Misschien had je al niet zo’n hoge pet op van mensen die op de Zuidas, op Wall Street of in de Londense City werken, omdat hun werk je weinig zinnig voorkomt – het heen en weer schuiven van geld tijdens een bordspel voor mensen met een relatief hoog IQ.

Maar misschien had je (zoals ik) nog wel het idee dat ze behoorlijk slim waren – of zelfs borderline geniaal. Dit stuk van John Lanchester rekent snoeihard en hilarisch af met die gedachte.

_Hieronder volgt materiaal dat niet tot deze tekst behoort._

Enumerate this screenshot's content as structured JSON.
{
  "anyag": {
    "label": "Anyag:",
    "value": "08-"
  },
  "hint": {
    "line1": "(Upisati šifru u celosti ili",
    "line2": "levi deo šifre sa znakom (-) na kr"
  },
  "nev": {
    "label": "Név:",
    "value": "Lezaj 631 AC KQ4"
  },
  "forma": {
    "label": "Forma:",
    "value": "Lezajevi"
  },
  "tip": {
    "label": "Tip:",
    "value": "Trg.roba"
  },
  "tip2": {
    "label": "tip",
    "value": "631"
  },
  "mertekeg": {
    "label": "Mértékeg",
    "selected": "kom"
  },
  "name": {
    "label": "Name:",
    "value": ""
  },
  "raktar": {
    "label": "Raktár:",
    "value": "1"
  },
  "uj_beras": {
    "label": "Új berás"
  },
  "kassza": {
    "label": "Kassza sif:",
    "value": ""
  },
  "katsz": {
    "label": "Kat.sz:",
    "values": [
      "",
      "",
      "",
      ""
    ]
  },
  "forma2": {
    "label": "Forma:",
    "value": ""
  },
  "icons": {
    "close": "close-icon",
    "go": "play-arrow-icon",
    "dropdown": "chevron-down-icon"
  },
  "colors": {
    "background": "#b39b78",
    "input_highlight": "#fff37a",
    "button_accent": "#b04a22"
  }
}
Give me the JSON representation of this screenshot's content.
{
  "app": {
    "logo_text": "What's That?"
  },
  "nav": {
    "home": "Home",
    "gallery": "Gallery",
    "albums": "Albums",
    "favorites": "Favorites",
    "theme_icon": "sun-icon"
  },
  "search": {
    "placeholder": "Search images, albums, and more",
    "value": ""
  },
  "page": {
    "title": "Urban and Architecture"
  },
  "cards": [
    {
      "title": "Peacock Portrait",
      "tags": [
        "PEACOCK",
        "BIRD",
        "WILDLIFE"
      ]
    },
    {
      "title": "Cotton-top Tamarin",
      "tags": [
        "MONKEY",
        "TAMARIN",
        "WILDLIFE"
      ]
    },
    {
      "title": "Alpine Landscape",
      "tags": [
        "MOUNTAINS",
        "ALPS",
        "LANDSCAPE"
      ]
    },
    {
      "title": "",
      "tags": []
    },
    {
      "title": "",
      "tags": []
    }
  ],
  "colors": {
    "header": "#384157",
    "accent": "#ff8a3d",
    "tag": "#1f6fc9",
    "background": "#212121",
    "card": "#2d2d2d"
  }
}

In elk geval voor wat betreft één prominente Wall Street-man, Ray Dalio, die bekendstond als denker – of beter: als Denker.

Dalio runt het hedgefonds Bridgewater, en werd zo rijk met investeren dat hij halverwege de vijftig wilde stoppen met werken. Maar eerst wilde hij zijn werkwijze – of Denkwijze, die in zijn hoofd wel waardevol moest zijn, want hij was rijk – op schrift stellen, zodat zijn genialiteit verder verspreid kon worden.

Een pdf’je genaamd Principles werd een boekje, het boekje werd een boek, en het boek werd een app, zodat je de ‘filosofie’ van Dalio makkelijk tot je kon nemen. De essentie van de principes – vooral kitscherige clichés die het op LinkedIn goed doen – was radicale openheid en eerlijkheid.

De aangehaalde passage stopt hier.